Frederick Ernest Appleyard (6 June 1829 – 4 April 1911) was a British Army commander who served in numerous Victorian Era military campaigns including the Crimean War and the Second Anglo-Afghan War. He rose to the rank of major-general during his career.

==Background==
Appleyard was born on 6 June 1829 in Surrey, England to Frederick Newman Appleyard (formerly Cursitor of the High Court of the Chancery). He attended Elizabeth College, Guernsey.

Appleyard's first wife, whom he married at Trinity Church, Hyde Park on 8 December 1855, was Louisa "Louise" Andrew (c.1834 – 27 September 1881), daughter of Alexander Andrew of Porchester Terrace, Bayswater. (Note: Marriages Dec 1855 Appleyard Frederick Ernest and Andrew Louisa Kensington 1a 221. Deaths Sep 1881 Appleyard	Louise 47 Lincoln 7a 319) On 22 April 1885 at St Mary The Boltons, he married Gertrude Tuppen (22 April 1865 – 9 June 1917) daughter of Harry Tuppen of South Kensington. Gertrude Appleyard later competed in the archery event at the 1908 London Olympic Games.

==Career==
Appleyard first enlisted as an Ensign in the 80th Regiment of Foot on 14 June 1850 at the age of twenty. He served in the Second Anglo-Burmese War in 1852, and was present at the capture of Martaban, operations before Rangoon on 12, 13 and 14 April, the capture of the Great Dragon Pagoda with the storming party, and capture of Prome ( Medal with clasp for Pegu).

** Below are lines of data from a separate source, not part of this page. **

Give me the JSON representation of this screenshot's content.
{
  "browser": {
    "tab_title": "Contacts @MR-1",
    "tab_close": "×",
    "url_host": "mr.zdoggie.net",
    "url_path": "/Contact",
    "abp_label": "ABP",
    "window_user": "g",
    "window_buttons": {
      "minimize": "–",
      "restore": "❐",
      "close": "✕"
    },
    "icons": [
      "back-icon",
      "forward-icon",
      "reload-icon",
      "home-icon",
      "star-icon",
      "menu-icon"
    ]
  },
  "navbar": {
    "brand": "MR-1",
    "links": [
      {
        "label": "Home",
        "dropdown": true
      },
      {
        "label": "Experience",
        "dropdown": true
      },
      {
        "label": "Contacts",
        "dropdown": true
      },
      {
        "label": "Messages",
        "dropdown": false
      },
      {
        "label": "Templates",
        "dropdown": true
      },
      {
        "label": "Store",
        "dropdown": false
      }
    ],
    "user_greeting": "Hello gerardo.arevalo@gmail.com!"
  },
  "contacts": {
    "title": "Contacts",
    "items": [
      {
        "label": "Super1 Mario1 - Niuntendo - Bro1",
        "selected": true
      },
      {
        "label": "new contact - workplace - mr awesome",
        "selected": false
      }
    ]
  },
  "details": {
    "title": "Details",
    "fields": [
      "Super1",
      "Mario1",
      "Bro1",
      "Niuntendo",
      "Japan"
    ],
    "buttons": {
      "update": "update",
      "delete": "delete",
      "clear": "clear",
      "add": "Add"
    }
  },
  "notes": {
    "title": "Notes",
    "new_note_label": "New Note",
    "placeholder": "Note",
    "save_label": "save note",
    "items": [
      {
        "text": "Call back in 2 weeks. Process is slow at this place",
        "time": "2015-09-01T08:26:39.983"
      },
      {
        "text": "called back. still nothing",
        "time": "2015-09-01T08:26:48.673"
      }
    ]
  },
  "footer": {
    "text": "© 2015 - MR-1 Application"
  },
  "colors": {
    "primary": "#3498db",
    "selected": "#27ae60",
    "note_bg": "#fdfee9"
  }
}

During the Black Sea Campaign of the Crimean War in 1854-55 he served with the Royal Fusiliers, was present at the Battle of Alma, where he was wounded, and the Battle of Inkerman; the Siege of Sevastopol, including the sorties on 5 April and 9 May, the defence of the Quarries on 7 June, and the assault on the Redan on 18 June, where he was again wounded. Appleyard was mentioned in dispatches, receiving the Crimea Medal with three clasps.

Appleyard was promoted to Brevet-Major after the war, was appointed a Knight of the Legion of Honour by France, and to the fifth class of the Order of the Medjidie, and the Turkish Crimea Medal from the Ottoman Empire. During the Second Anglo-Afghan War, 1878–79, he was in command of the 3rd Brigade of the 1st Division of the Peshawar Valley Field Force. He was present at the attack and capture of Ali Musjid, where he was mentioned in dispatches, and in the Bazaar Valley, where he was again mentioned in dispatches. He received the Afghanistan Medal with clasp. He was Gazetted a Companion of the Bath on 29 May 1875.

===Retirement===
Appleyard retired from the military in 1884 at the rank of Major General.

==Death==
Appleyard died on 4 April 1911, aged 81. He is buried in Kensal Green cemetery.